Já muito mais perto de nós, um dos gigantes da nossa literatura portuguesa e da literatura de qualquer parte do mundo afirmou: “[…] um novo e inesperado actor calcou o tablado. […] Ao pé dele tudo é mesquinho: homens de estado, negociações, guerreiros e príncipes. Salvou-nos. E logo que nos salvou sumiu-se na mesma estúpida resignação […]. Mas nem tudo se perde: alguma coisa de amargo – dúvida ou cólera – ficou na consciência colectiva, que há-de desentranhar-se no futuro em novos gritos. Esperemos o que a noite vai gerando…
Acrescento a estas erupções verbais, tão oportunas, as palavras ditas por um homem do povo mais humilde, ou seja, mais próximo do húmus, da terra fértil: “Quem trabalha e mata a fome / Não come o pão de ninguém; / Mas quem não trabalha e come, / Come sempre o pão de alguém!” “Entre grandes e pequenos / Ficávamos quase iguais, / Dando a uns um pouco menos / E a outros um pouco mais.” “Vós que lá do vosso império / Prometeis um mundo novo, / Calai-vos, que pode o povo / Q’rer um mundo novo a sério.

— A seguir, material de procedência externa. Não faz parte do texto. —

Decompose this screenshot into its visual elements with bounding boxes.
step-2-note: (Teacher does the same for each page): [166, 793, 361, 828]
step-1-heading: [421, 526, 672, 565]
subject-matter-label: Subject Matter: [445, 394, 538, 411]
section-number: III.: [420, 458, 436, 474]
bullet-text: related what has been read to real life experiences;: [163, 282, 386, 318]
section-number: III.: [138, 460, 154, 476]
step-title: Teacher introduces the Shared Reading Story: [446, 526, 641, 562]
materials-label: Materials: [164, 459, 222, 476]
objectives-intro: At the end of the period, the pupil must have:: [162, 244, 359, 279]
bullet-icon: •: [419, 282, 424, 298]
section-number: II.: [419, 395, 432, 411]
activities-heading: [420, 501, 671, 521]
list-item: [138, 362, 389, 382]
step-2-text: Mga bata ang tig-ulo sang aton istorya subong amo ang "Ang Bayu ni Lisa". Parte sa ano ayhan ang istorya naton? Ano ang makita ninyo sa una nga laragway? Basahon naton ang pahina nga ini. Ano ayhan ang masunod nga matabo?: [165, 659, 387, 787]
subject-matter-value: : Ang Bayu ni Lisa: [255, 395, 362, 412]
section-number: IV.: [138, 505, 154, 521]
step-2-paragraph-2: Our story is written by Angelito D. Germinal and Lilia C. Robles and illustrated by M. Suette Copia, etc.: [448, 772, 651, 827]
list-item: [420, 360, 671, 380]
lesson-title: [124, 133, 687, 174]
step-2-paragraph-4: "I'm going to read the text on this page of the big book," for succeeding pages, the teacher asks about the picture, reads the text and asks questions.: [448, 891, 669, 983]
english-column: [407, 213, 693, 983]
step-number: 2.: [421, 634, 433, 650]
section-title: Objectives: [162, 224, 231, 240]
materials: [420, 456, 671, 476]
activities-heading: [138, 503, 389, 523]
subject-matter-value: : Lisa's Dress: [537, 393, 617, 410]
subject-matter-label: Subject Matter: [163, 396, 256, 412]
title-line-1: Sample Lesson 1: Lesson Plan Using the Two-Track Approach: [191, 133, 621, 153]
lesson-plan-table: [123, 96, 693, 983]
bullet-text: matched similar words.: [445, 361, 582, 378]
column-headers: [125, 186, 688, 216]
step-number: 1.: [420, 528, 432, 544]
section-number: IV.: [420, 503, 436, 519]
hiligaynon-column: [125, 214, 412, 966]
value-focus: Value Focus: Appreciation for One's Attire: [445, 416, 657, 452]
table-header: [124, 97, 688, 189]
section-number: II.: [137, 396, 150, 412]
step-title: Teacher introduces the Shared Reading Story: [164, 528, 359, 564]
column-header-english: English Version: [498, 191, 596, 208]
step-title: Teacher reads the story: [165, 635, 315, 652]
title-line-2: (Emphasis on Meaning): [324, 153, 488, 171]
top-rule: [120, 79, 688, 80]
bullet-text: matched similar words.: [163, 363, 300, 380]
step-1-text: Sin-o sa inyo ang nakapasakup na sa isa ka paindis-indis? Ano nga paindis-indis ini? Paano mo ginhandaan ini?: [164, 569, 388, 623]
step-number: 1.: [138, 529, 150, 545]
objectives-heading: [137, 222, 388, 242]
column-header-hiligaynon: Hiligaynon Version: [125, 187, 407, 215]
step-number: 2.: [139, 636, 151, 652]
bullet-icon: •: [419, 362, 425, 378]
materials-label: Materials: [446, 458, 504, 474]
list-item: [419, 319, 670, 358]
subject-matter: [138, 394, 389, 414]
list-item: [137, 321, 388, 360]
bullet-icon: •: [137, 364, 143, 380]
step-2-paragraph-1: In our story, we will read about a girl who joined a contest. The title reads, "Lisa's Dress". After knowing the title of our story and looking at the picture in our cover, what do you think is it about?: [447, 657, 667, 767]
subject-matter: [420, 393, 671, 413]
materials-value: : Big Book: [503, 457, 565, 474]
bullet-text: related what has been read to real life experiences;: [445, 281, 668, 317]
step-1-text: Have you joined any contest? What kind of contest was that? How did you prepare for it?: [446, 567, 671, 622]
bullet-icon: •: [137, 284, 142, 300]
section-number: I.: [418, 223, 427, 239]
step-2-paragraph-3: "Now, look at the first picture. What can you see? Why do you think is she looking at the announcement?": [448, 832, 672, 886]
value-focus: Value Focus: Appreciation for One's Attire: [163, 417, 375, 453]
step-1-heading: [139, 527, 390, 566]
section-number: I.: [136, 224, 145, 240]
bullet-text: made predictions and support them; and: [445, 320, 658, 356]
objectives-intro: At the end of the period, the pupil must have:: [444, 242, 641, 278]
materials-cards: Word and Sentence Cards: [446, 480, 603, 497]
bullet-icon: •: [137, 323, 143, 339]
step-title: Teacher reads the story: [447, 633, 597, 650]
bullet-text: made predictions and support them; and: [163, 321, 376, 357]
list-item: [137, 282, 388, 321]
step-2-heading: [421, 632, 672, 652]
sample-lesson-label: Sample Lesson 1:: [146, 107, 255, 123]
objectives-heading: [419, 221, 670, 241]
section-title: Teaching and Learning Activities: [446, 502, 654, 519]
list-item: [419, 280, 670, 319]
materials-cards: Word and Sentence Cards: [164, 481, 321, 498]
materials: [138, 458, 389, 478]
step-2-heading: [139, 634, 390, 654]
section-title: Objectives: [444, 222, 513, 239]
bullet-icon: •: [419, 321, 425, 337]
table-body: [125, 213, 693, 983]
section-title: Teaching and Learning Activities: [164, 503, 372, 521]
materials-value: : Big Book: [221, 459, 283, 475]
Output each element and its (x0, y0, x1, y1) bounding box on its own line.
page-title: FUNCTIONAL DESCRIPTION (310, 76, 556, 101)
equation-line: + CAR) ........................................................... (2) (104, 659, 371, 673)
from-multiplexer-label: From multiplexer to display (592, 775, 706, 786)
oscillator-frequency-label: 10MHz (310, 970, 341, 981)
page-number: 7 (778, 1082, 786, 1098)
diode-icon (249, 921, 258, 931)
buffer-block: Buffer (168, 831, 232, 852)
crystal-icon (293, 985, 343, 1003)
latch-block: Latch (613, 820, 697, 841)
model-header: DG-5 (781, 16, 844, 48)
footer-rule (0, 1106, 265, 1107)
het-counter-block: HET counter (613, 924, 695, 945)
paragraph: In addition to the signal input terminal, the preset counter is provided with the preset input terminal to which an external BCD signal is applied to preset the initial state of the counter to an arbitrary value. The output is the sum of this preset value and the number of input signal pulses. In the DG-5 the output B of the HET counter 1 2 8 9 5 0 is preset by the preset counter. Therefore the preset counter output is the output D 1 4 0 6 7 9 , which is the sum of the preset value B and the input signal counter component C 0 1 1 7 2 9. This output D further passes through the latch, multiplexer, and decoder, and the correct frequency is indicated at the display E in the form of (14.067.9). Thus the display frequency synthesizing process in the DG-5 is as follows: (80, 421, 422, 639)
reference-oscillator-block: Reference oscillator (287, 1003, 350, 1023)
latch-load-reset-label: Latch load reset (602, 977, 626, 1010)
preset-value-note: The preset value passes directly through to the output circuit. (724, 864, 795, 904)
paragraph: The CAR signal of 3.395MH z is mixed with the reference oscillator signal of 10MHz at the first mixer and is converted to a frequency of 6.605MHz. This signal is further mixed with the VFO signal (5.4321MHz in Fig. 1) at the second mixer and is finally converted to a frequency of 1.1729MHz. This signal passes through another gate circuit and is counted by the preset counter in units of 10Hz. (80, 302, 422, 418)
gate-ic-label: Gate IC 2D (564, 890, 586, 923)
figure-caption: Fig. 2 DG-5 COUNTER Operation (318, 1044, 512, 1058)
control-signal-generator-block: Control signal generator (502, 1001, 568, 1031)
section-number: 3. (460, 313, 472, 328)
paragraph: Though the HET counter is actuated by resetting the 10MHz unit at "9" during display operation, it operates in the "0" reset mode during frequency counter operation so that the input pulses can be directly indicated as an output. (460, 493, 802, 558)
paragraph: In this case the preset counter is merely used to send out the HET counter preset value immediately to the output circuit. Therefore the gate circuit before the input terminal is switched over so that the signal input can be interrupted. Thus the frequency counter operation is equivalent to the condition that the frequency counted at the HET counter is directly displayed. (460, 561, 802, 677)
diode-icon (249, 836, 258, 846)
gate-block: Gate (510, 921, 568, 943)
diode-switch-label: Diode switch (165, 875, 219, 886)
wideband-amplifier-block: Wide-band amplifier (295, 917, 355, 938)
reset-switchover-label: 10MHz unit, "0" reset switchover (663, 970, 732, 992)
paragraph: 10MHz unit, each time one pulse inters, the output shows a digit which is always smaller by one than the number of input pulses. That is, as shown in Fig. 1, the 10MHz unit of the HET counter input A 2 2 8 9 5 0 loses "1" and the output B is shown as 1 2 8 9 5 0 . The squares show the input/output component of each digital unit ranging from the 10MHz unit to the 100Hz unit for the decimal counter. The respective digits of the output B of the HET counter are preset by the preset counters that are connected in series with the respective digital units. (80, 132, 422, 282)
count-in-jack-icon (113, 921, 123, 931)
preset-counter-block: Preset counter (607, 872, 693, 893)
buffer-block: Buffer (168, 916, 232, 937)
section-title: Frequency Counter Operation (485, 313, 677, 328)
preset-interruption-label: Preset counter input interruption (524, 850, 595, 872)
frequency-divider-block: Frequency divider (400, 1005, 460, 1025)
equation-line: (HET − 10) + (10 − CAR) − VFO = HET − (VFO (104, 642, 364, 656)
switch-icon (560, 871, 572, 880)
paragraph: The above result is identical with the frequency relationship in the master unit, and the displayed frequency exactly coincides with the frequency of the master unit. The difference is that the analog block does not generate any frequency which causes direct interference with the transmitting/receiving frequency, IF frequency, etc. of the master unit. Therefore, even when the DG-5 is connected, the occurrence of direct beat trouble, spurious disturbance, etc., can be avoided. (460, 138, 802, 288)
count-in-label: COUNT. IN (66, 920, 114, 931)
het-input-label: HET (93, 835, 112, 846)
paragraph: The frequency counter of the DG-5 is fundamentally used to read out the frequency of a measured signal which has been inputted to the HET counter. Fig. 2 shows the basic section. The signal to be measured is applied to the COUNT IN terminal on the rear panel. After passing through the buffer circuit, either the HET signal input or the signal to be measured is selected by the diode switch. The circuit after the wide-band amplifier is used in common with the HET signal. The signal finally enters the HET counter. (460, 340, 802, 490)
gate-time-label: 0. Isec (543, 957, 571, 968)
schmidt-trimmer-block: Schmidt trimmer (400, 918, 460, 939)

Que interessa que estes textos tenham sido escritos em momentos distintos da História da Humanidade? É importante sabermos que eles saíram da mão e/ou do pensamento de Tiago-o-Justo, Santo António de Lisboa, Raul Brandão ou António Aleixo? Parece-me que não. Importa a sua justiça, a clarividência que nos dão e a mudança de atitudes que possam propor ou proporcionar. Assim eles fiquem na nossa memória, na memória de quem os lê, e empurrem para aquilo que interessa nestes tempos conturbados, de transição: a mudança e o avanço.